Ann Rheum Dis 73:1170-1175 doi:10.1136/annrheumdis-2012-203202
  • Clinical and epidemiological research
  • Extended report

Association between low density lipoprotein and rheumatoid arthritis genetic factors with low density lipoprotein levels in rheumatoid arthritis and non-rheumatoid arthritis controls

  1. Robert M Plenge1,2,3
  1. 1Division of Rheumatology, Immunology and Allergy, Brigham and Women's Hospital, Boston, Massachusetts, USA
  2. 2Division of Genetics, Brigham and Women's Hospital, Harvard Medical School, Boston, Massachusetts, USA
  3. 3Medical and Population Genetics Program, The Broad Institute, Cambridge, Massachusetts, USA
  4. 4Department of Biostatistics, Harvard School of Public Health, Boston, Massachusetts, USA
  5. 5Research Computing, Partners Healthcare, Charlestown, Massachusetts, USA
  6. 6Laboratory of Computer Science, Massachusetts General Hospital, Boston, Massachusetts, USA
  7. 7Division of Gastroenterology, Massachusetts General Hospital, Boston, Massachusetts, USA
  8. 8Computer Science and Artificial Intelligence Laboratory, Massachusetts Institute of Technology, Cambridge, Massachusetts, USA
  9. 9Center for Systems Biology, Massachusetts General Hospital, Massachusetts, USA
  10. 10Partners Center for Personalised Genetic Medicine, Boston, Massachusetts, USA
  11. 11Faculty of Medical and Human Sciences, University of Manchester, Manchester, UK
  12. 12Center for Biomedical Informatics, Harvard Medical School, Boston, Massachusetts, USA
  1. Correspondence to Dr K P Liao, Division of Rheumatology, Immunology and Allergy, Brigham and Women's Hospital, 75 Francis St, PBB-B3, Boston, MA 02115, USA; kliao{at}
  • Accepted 5 May 2013
  • Published Online First 28 May 2013


Objectives While genetic determinants of low density lipoprotein (LDL) cholesterol levels are well characterised in the general population, they are understudied in rheumatoid arthritis (RA). Our objective was to determine the association of established LDL and RA genetic alleles with LDL levels in RA cases compared with non-RA controls.

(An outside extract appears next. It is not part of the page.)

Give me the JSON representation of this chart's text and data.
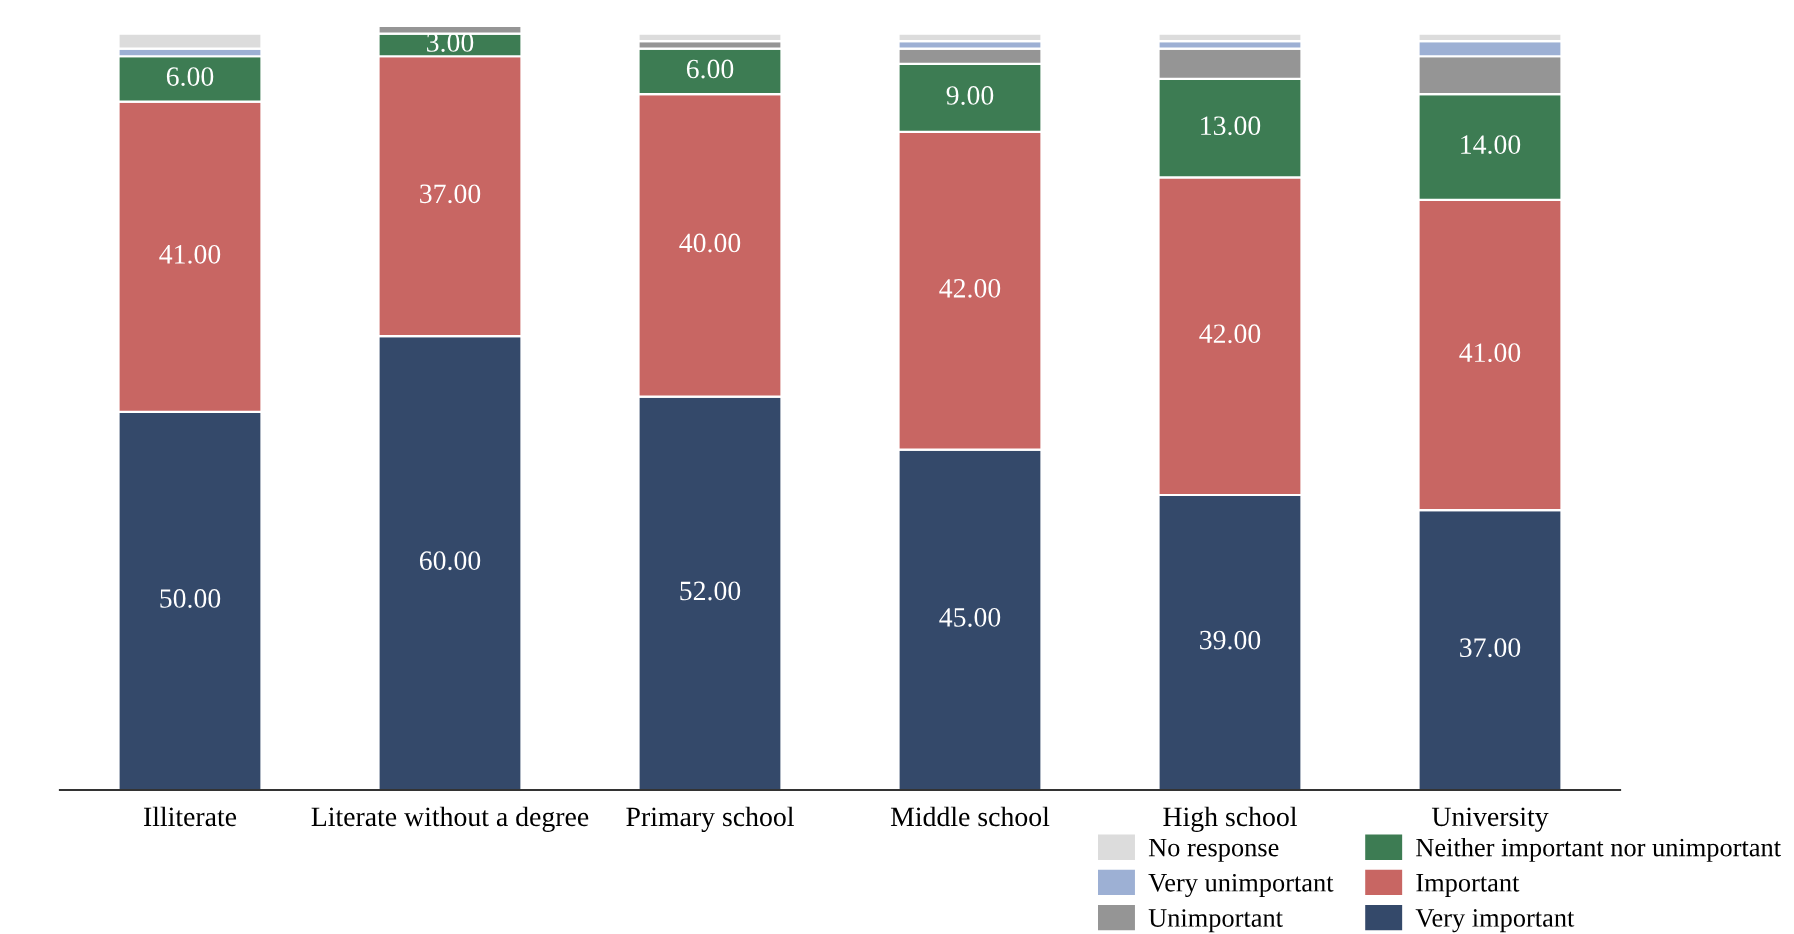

Methods Using data from electronic medical records, we linked validated RA cases and non-RA controls to discarded blood samples. For each individual, we extracted data on: first LDL measurement, age, gender and year of LDL measurement. We genotyped subjects for 11 LDL and 44 non-HLA RA alleles, and calculated RA and LDL genetic risk scores (GRS). We tested the association between each GRS and LDL level using multivariate linear regression models adjusted for age, gender, year of LDL measurement and RA status.

Results Among 567 RA cases and 979 controls, 80% were female and mean age at the first LDL measurement was 55 years. RA cases had significantly lower mean LDL levels than controls (117.2 vs 125.6 mg/dl, respectively, p<0.0001). Each unit increase in LDL GRS was associated with 0.8 mg/dl higher LDL levels in both RA cases and controls (p=3.0×10−7). Each unit increase in RA GRS was associated with 4.3 mg/dl lower LDL levels in both groups (p=0.01).

Conclusions LDL alleles were associated with higher LDL levels in RA. RA alleles were associated with lower LDL levels in both RA cases and controls. As RA cases carry more RA alleles, these findings suggest a genetic basis for epidemiological observations of lower LDL levels in RA.